In December, the U.S. Environmental Protection Agency (EPA) issued a proposed rule designed to reduce the amount of ground-level ozone (O3), also known as “smog.”[1] The proposed rule would reduce the concentration of ozone pollution in the air from 75 parts per billion (ppb) to 65-70 ppb. The agency also has asked for comments from the public on lowering levels to 60 ppb.[2]
High levels of air pollution (fine particles, ozone, acidic aerosols, and nitrogen oxides) are associated with making asthma symptoms worse.[3] The short-term health impacts of O3 include “decreased lung function, increased respiratory symptoms and pulmonary inflammation.” Longterm exposures can cause respiratory symptoms, diseases, and death. Decreasing O3 levels is expected to better protect children, the elderly, and people with asthma.[4]
African Americans suffer disproportionately from asthma and other diseases and conditions made worse by air pollution.
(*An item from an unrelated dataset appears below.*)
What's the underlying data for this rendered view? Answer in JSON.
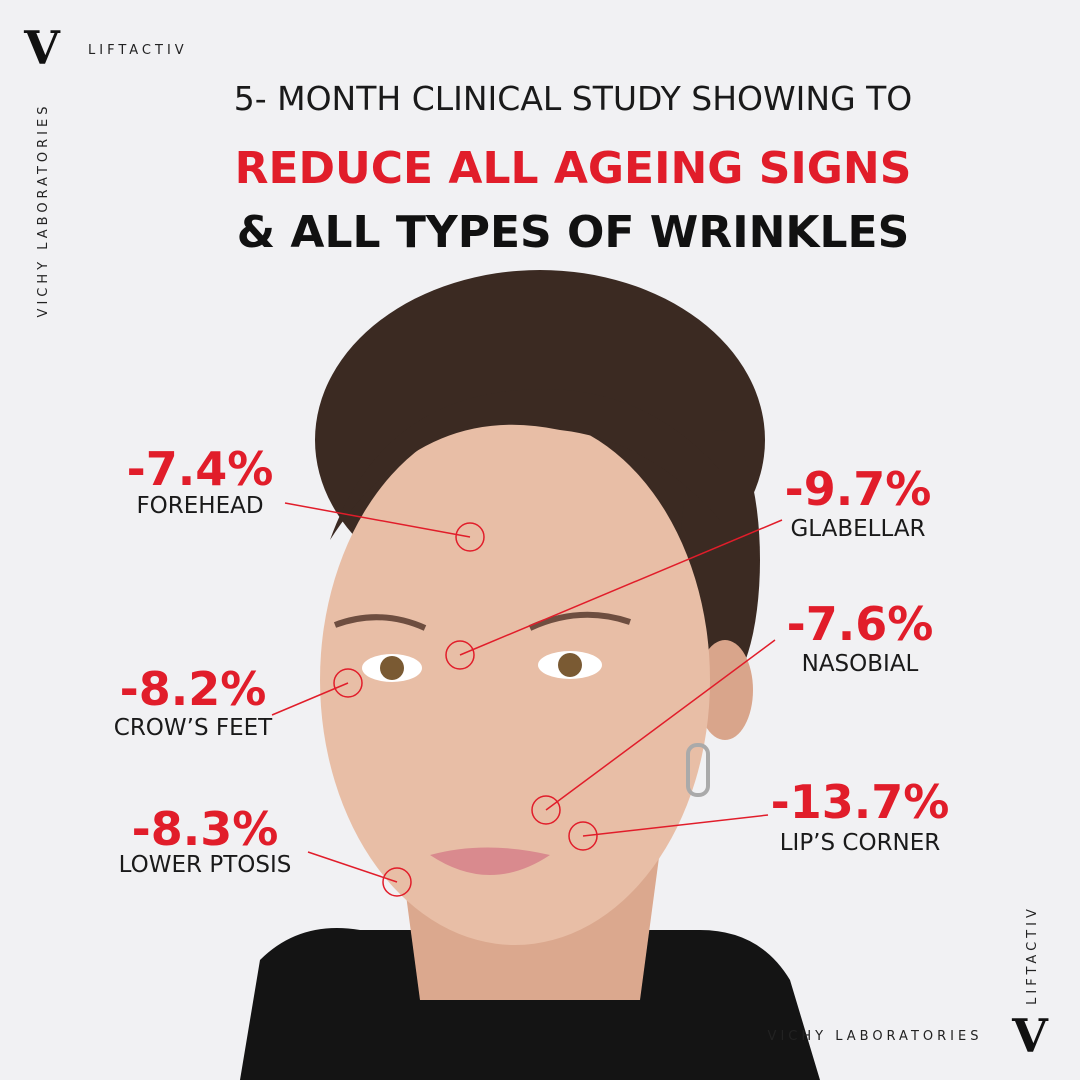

The rates of hospitalizations and deaths due to asthma are both 3 times higher among African Americans than among whites.[5] Black children visited the emergency department for asthma at a rate 260% higher that white children, had a 250% higher hospitalization rate, and had a 500% higher death rate from asthma, than white children.[6]
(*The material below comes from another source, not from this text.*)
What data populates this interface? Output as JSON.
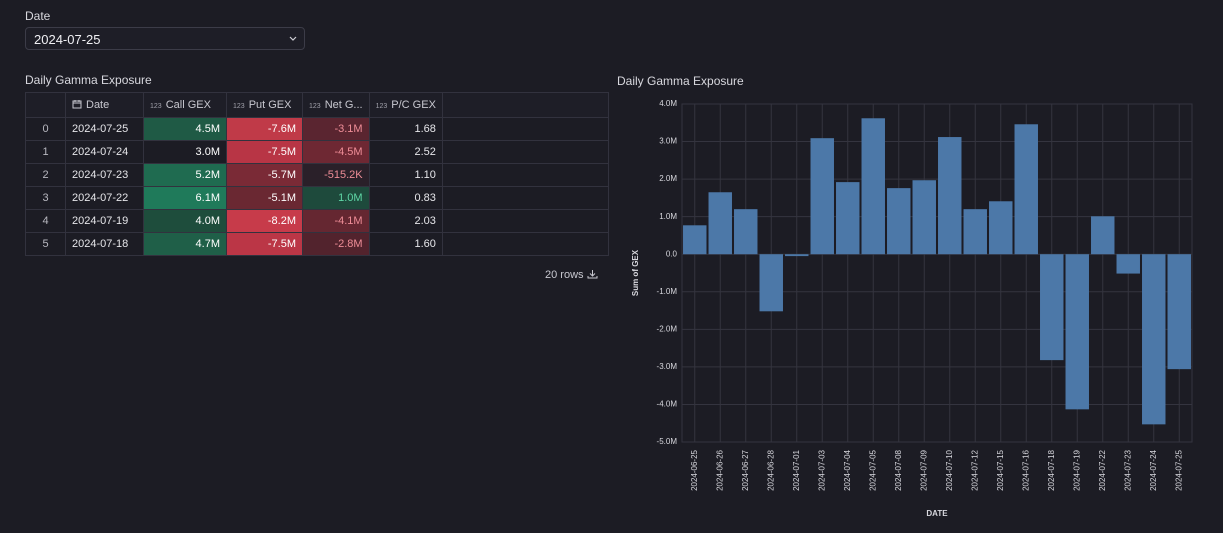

For the Final Rule, we urge the EPA to revise the standard to 60 ppb for O3. We believe that this lower limit will better protect vulnerable populations, and reduce the disproportionate health burden suffered by African Americans from asthma.
You can see the comments filed with the EPA by Living Well Black here: LWB EPA O3 Comments
–Janell Mayo Duncan
[1] “National Ambient Air Quality Standards for Ozone,” 79 Fed. Reg. 72234, 75236 (December 17, 2014).
[2] McCarthy, Gina, EPA Administrator, “U.S. EPA: We need tougher ozone standards,” CNN Money, November 26, 2014. http://money.cnn.com/2014/11/26/news/economy/epa-stronger-ozone-standard/
[3] “Children’s Environmental Health Disparities: Black and African American Children and Asthma,” U.S. Environmental Protection Agency, http://www.epa.gov/epahome/sciencenb/asthma/HD_AA_Asthma.pdf. (viewed 3/17/2014)
[4] 79 Fed. Reg. at 75236 (December 17, 2014).
[5] Centers for Disease Control and Prevention. Asthma prevalence, health care use and mortality: United States, 2003-05 and Heron MP, Hoyert DL, Murphy SL, Xu JQ, Kochanek KD, Tejada-Vera B. Deaths: Final Data for 2006. National vital statistics reports; vol 57 no 14. Hyattsville, MD: National Center for Health Statistics. 2009.